Yes, it was rhetorical in an attempt to get the point across. I try to refrain from naming qualia when first explaining it. I've read Nagel's paper, but I haven't thought about it for some time so thanks for reminding me.
I usually see the Turing Test as a thought experiment for showing the irrelevance of qualia for AI, among other philosophical objections (e.g. Chinese Room).
> When a model is developed with more rigor, it can be openly critiqued.
Yes. And the models developed like this haven't solved the problems the current black box models have.
> we have models running across such massive datasets with so many degrees of freedom that we have no feasible way of isolating problems when we see or suspect certain conclusions are amiss. Instead, we throw more data at it or train the model around those edge cases.
There are ways being studied to check for sensitivity to parameters, biases, etc. But in the end, reality is difficult and there's no way of dealing with that, or "getting the right answer" every time
This is one of the reasons the scientific method blossomed: objectivity, rigor, transparency, reproducibility, etc. Black boxes can lead to bad decisions because it's difficult to question the process leading to decisions or highlight flaws in conclusions. When a model is developed with more rigor, it can be openly critiqued.

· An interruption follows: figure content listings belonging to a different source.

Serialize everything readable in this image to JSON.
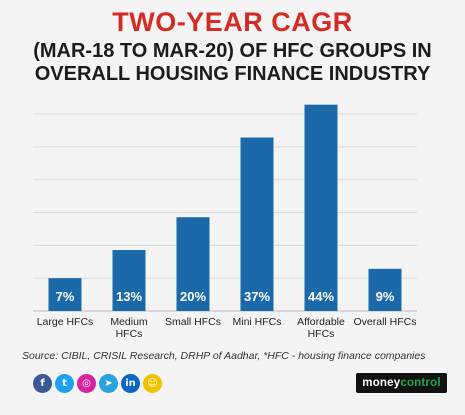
{
  "chart_data": {
    "type": "bar",
    "title": "TWO-YEAR CAGR",
    "subtitle": "(MAR-18 TO MAR-20) OF HFC GROUPS IN OVERALL HOUSING FINANCE INDUSTRY",
    "categories": [
      [
        "Large HFCs"
      ],
      [
        "Medium",
        "HFCs"
      ],
      [
        "Small HFCs"
      ],
      [
        "Mini HFCs"
      ],
      [
        "Affordable",
        "HFCs"
      ],
      [
        "Overall HFCs"
      ]
    ],
    "values": [
      7,
      13,
      20,
      37,
      44,
      9
    ],
    "data_labels": [
      "7%",
      "13%",
      "20%",
      "37%",
      "44%",
      "9%"
    ],
    "unit": "%",
    "ylim": [
      0,
      45
    ],
    "grid": true,
    "bar_color": "#1b69a9",
    "xlabel": "",
    "ylabel": ""
  },
  "source": "Source: CIBIL, CRISIL Research, DRHP of Aadhar, *HFC - housing finance companies",
  "social": [
    {
      "icon": "facebook-icon",
      "glyph": "f",
      "color": "#3b5998"
    },
    {
      "icon": "twitter-icon",
      "glyph": "t",
      "color": "#1da1f2"
    },
    {
      "icon": "instagram-icon",
      "glyph": "◎",
      "color": "#d6249f"
    },
    {
      "icon": "telegram-icon",
      "glyph": "➤",
      "color": "#2aa3df"
    },
    {
      "icon": "linkedin-icon",
      "glyph": "in",
      "color": "#0a66c2"
    },
    {
      "icon": "snapchat-icon",
      "glyph": "☺",
      "color": "#f2c200"
    }
  ],
  "brand": {
    "part1": "money",
    "part2": "control"
  }
}
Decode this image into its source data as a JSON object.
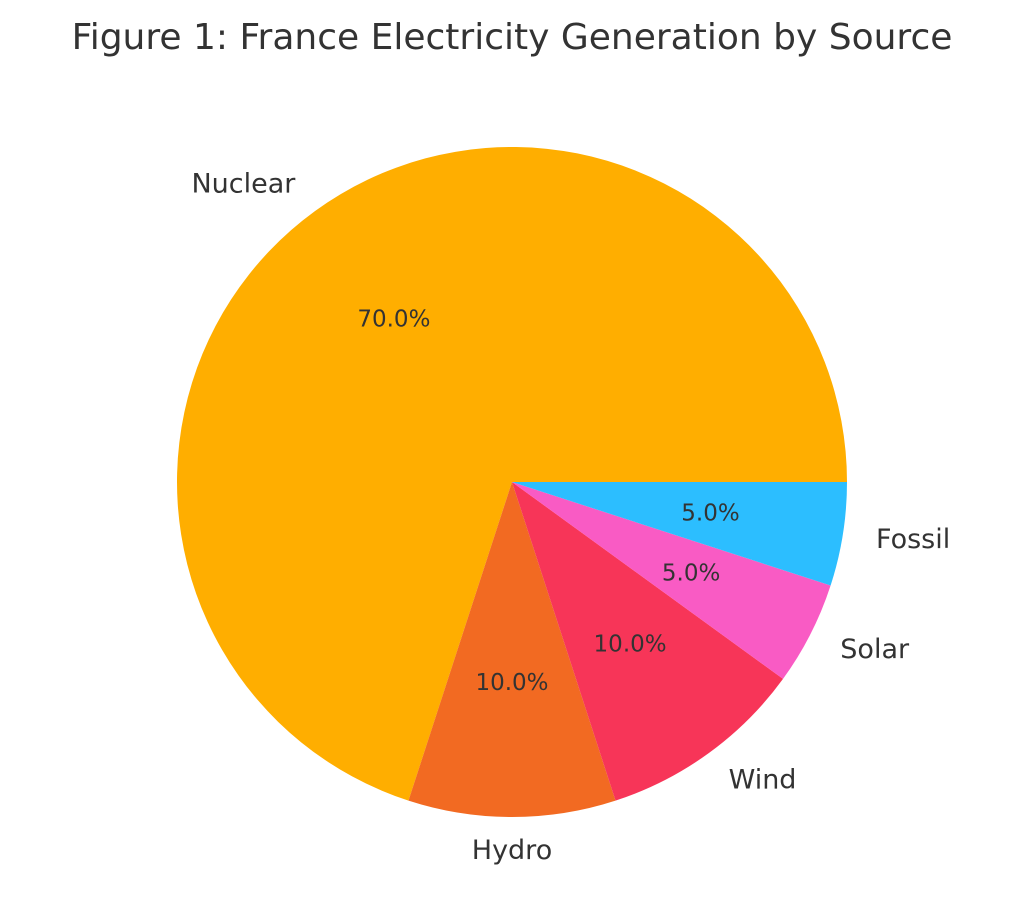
{
  "chart_data": {
    "type": "pie",
    "title": "Figure 1: France Electricity Generation by Source",
    "categories": [
      "Nuclear",
      "Hydro",
      "Wind",
      "Solar",
      "Fossil"
    ],
    "values": [
      70.0,
      10.0,
      10.0,
      5.0,
      5.0
    ],
    "percent_labels": [
      "70.0%",
      "10.0%",
      "10.0%",
      "5.0%",
      "5.0%"
    ],
    "colors": [
      "#FFAE00",
      "#F26A22",
      "#F73558",
      "#F95BC4",
      "#2CBEFF"
    ],
    "start_angle_deg": 0,
    "direction": "counterclockwise"
  }
}
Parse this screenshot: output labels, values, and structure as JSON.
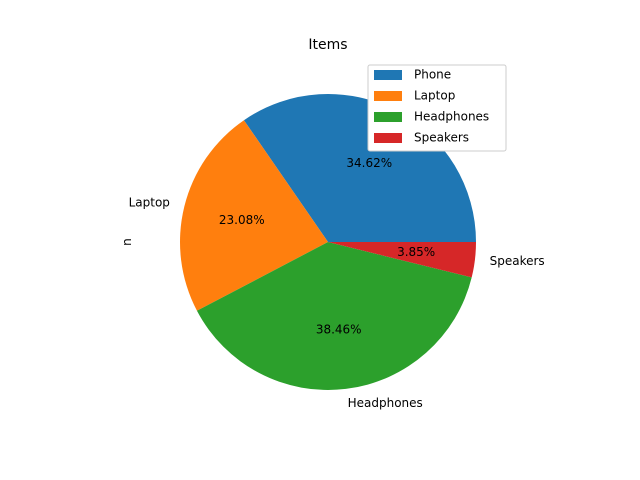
{
  "chart_data": {
    "type": "pie",
    "title": "Items",
    "ylabel": "n",
    "categories": [
      "Phone",
      "Laptop",
      "Headphones",
      "Speakers"
    ],
    "values": [
      9,
      6,
      10,
      1
    ],
    "percent_labels": [
      "34.62%",
      "23.08%",
      "38.46%",
      "3.85%"
    ],
    "colors": [
      "#1f77b4",
      "#ff7f0e",
      "#2ca02c",
      "#d62728"
    ],
    "start_angle_deg": 0,
    "direction": "counterclockwise",
    "legend": {
      "position": "upper-right",
      "entries": [
        "Phone",
        "Laptop",
        "Headphones",
        "Speakers"
      ]
    }
  }
}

Instead, we have models running across such massive datasets with so many degrees of freedom that we have no feasible way of isolating problems when we see or suspect certain conclusions are amiss. Instead, we throw more data at it or train the model around those edge cases.
To be clear, I'm not saying ANN/DNN models are bad, just that we need to understand what we're getting into when we use them and recognize effects that unknown error bounds may cause.
If, when the model fails to correctly classify a new data point, the result is your photo editing tool can't remove a background person properly... then so be it, no harm no foul. If the result is that the algorithm classified a face incorrectly with high certainty and lands someone in prison as a result (we're not there, yet) then we need to understand our method has potential unknown flaws and we should proceed carefully before jumping to conclusions.